Psychoanalyst Daniel Levitin Psychoanalyses Dark Side of the Moon on NPR
While limited use of psychedelics can, “in the context of spiritual growth and therapy,” be “positive,” herculean doses such as those taken by Syd Barrett are not.
“But sometimes the ego can dissolve and dissociate, and you become crazy,” neuroscientist and super-Pink Floyd fan Daniel Levitin told NPR’s Leyla Fadel in a discussion of the Dark Side of the Moon’s 50th anniversary, March 1, 2023.
“Syd was unreliable as a bandmate,” Levitin, author of “This is Your Brain on Music,” said.
“He missed gigs. He was paranoid. And on stage, he would sabotage the performances or not play at all. His bandmates tried to get him to a psychiatrist, but he wouldn’t go. And so they kicked him out in 1968.”
Five years later, the band released Dark Side, an album oozing with “themes of madness and alienation,” as Levitin puts it.
“We can’t know for sure which specific lyrics were about Barrett, as opposed, more generally, to mental anguish,” he said. “But listen, the very first thing you hear on the record is that haunting heartbeat and some machine sounds and voices. And I always imagined it as a mental hospital.”

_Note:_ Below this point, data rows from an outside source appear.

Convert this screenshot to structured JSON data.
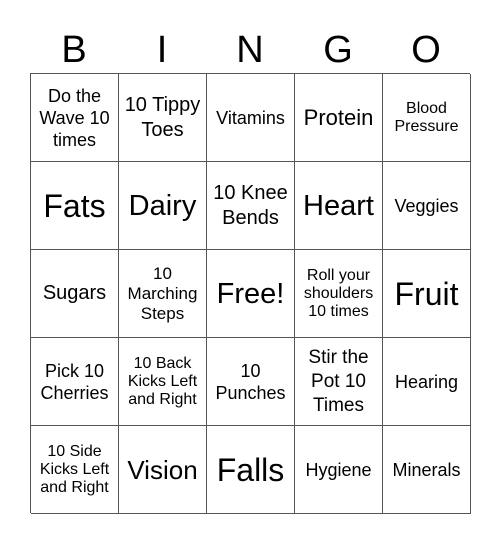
{
  "header": {
    "letters": [
      "B",
      "I",
      "N",
      "G",
      "O"
    ]
  },
  "grid": {
    "rows": [
      [
        "Do the Wave 10 times",
        "10 Tippy Toes",
        "Vitamins",
        "Protein",
        "Blood Pressure"
      ],
      [
        "Fats",
        "Dairy",
        "10 Knee Bends",
        "Heart",
        "Veggies"
      ],
      [
        "Sugars",
        "10 Marching Steps",
        "Free!",
        "Roll your shoulders 10 times",
        "Fruit"
      ],
      [
        "Pick 10 Cherries",
        "10 Back Kicks Left and Right",
        "10 Punches",
        "Stir the Pot 10 Times",
        "Hearing"
      ],
      [
        "10 Side Kicks Left and Right",
        "Vision",
        "Falls",
        "Hygiene",
        "Minerals"
      ]
    ]
  }
}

Five decades on, Levitin says Dark Side of the Moon is “a cultural touchstone” - something highly personal to Pink Floyd that’s become universal.
“That final lyric where ‘the sun is eclipsed by the moon - maybe it’s a metaphor,’” he says. “Syd was the sun of the band, the brightest spot. And (Roger) Waters was the moon and overtook him.”